Un nom, notamment, retint son attention.
Alexandre B. Cortez, plus connu sous le nom de Charly. D’après le fichier, c’était un tueur à gages qui travaillait pour les trafiquants d’armes. Charly. Le même nom que l’informateur de Watari. Cela ne pouvait pas être une coïncidence.
Un détail frappa brusquement L. Watari lui avait dit qu’il avait déjà rencontré deux fois Charly.
Et si cela faisait la troisième fois que Watari le rencontrait, alors il y avait des risques qu’il ait été suivi auparavant. 85 de chance même. Ce qui signifiait…

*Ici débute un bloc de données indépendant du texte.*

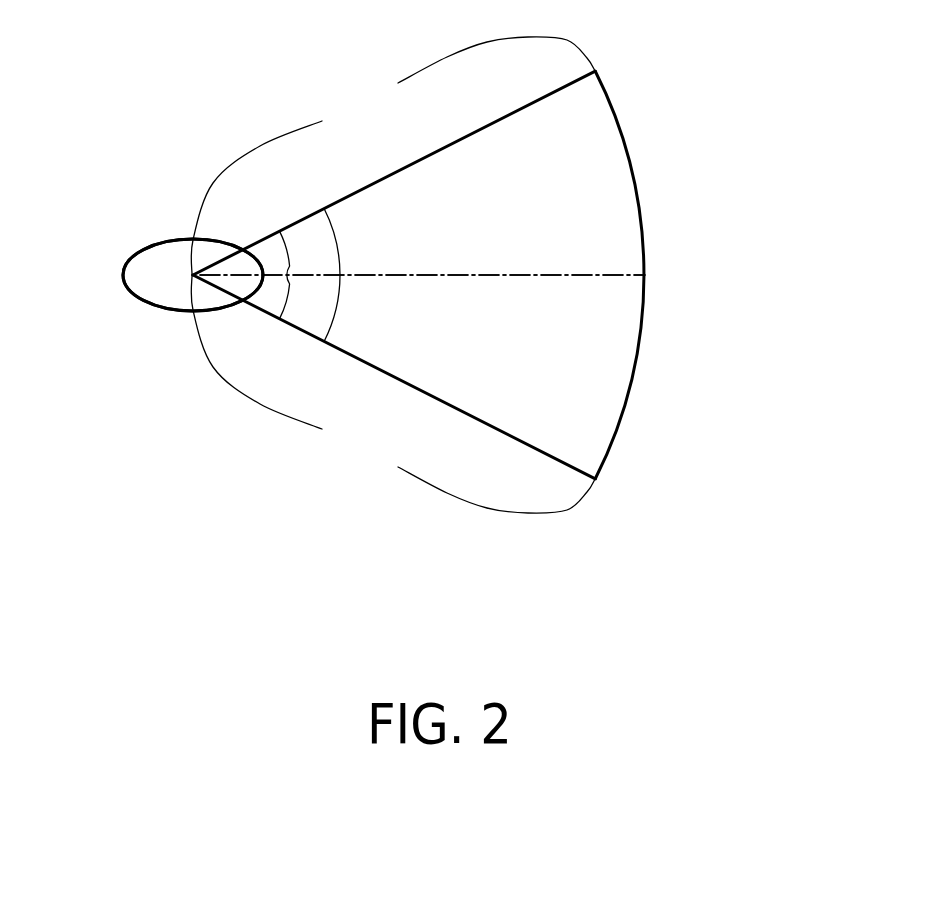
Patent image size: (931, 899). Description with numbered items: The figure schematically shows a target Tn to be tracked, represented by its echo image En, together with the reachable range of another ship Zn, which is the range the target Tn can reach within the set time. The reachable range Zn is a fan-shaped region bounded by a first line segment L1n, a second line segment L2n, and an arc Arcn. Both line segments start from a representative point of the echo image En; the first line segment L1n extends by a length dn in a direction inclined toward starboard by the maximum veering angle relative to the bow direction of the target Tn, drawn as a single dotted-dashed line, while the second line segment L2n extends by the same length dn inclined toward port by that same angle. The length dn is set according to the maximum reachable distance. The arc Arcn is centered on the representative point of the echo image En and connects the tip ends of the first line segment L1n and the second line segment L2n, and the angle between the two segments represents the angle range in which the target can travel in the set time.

L s’empara du portable et se précipita sur le pont du bateau. L’air froid de l’hiver le frappa de plein fouet, mais il n’en avait que faire pour l’instant. Tout en courant, il appuya sur le bouton de rappel et colla le portable contre son oreille. Alors qu’il se dirigeait vers l’avant de la péniche, son acolyte décrocha au bout de la première sonnerie.
-Oui ?
-WATARI !!!, hurla L. SORTEZ TOUT DE SUITE DE LA VOI… !
Le vieil homme n’entendit pas la suite de la phrase. Parce que la limousine explosa brusquement a moins de quatre mètres devant lui. Le choc de l’explosion le projeta à terre.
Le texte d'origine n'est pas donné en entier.